A daily journal of our lives (begun in October 2010), in photos (many taken by my wife, Evie) and words, mostly from our home on Chautauqua Lake, in Western New York, where my wife Evie and I live, after my having retired from teaching English for forty-five years in Hawaii, Turkey, and Ohio. We have three children, seven grandchildren, and one great-grandson, as you will notice if you follow my blog since we often travel to visit them. Photo taken from our back porch on 12/05/2024 at 8:53 AM
Wednesday, January 22, 2014
THE SENTRY: ROBERT CRAIS
Another Joe Pike and Elvis Cole thriller, set in Los Angeles, among schemers and drug dealers. I read it along with Hilary Mantel's WOLF HALL, as a break from the density of Mantel's prose, the world of Henry VIII, a bit of fluff next to an intricate cob web. Joe happens upon a robbery of a small diner, steps in, shoots one of the assailants, the other gets away.
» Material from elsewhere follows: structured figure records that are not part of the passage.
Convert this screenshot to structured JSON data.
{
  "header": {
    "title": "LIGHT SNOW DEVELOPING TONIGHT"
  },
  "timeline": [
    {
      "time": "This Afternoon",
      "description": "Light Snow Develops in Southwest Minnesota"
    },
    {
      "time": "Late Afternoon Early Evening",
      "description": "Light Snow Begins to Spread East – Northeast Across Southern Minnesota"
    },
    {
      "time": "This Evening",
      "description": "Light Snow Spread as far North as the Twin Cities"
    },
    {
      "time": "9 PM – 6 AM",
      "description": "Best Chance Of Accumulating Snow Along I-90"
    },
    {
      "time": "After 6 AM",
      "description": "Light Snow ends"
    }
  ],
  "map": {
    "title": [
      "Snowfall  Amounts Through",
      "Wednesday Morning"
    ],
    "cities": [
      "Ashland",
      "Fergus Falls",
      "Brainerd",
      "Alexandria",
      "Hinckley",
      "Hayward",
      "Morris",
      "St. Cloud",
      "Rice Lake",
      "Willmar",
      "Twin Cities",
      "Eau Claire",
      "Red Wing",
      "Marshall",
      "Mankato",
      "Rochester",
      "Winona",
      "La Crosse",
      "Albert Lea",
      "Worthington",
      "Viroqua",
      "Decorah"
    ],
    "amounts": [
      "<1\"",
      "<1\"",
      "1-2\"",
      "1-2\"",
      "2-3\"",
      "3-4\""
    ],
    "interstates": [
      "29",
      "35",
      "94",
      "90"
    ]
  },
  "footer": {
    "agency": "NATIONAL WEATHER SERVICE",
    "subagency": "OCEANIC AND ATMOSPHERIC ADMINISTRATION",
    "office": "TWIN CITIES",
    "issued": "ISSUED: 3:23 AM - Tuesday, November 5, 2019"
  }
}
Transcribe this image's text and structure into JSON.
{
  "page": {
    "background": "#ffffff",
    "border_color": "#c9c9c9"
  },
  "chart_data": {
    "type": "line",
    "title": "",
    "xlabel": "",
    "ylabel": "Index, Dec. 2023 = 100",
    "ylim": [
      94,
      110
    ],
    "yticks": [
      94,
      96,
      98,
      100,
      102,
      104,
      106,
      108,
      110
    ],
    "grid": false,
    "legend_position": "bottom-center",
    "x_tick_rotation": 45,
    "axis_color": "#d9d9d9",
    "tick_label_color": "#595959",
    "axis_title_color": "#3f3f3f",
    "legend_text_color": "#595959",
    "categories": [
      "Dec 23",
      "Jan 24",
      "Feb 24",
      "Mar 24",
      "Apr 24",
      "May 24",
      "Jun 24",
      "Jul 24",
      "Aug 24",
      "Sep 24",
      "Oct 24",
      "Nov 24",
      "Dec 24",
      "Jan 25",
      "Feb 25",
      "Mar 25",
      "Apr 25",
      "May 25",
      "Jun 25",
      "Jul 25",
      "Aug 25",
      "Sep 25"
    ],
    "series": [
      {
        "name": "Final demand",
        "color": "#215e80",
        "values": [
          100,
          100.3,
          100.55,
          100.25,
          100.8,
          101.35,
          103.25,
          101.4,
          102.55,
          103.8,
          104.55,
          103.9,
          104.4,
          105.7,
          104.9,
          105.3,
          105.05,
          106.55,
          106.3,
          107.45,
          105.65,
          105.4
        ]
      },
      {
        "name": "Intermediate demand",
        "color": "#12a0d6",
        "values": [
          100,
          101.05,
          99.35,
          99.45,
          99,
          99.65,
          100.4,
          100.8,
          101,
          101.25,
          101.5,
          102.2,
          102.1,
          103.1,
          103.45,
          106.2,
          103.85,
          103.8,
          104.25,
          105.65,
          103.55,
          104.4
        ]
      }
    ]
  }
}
The owner just happens to have a 'beautiful niece,' and Joe immediately falls for her, asks her out, tells her he will 'take care of her.' Thus, the story begins. Rose, the girl, ends up not being what he thought; that she, along with the owner of the small restaurant, Rainey, were fleeing from a drug cartel from whom they had stolen millions of dollars.
Joe gets a call from her, Rose, to say she has been kidnapped by the cartel and unless her boy friend gives back the money, she will be killed. The police and FBI are now involved but neither care nor know as much about the case as Joe Pike. Along with Elvis, he sets up a meeting place, out smarts the killer known only as the 'executioner', but in the gun fight, both Rose and her boy friend get killed, breaking Joe's heart as well as Elvis's because he, Elvis, has to shoot her as she was about to blow Joe away and flee with the money. Joe sure knows how to pick his women..
The narration is different in this novel as we often are let into the mind of the 'executioner,' Daniel, to see what he is thinking as he goes after his prey, in this case, Rose and Joe Pike. The story does not end here with Daniel's death. Joe looks for the money, knows its hidden somewhere, and after diving in a near by canal, part of Venice, he finds bags of it, which he takes home, only to find that one of the DEA guys has decided to go rogue and steal the money. Joe, of course, blows him away, takes a sack of the money and leaves it at the door of a half way house for wayward boys, and so the novel ends, with Joe and Elvis drinking a beer on Elvis's porch, looking out over LA towards the ocean, thinking back on the past couple of weeks, on what could have been if only.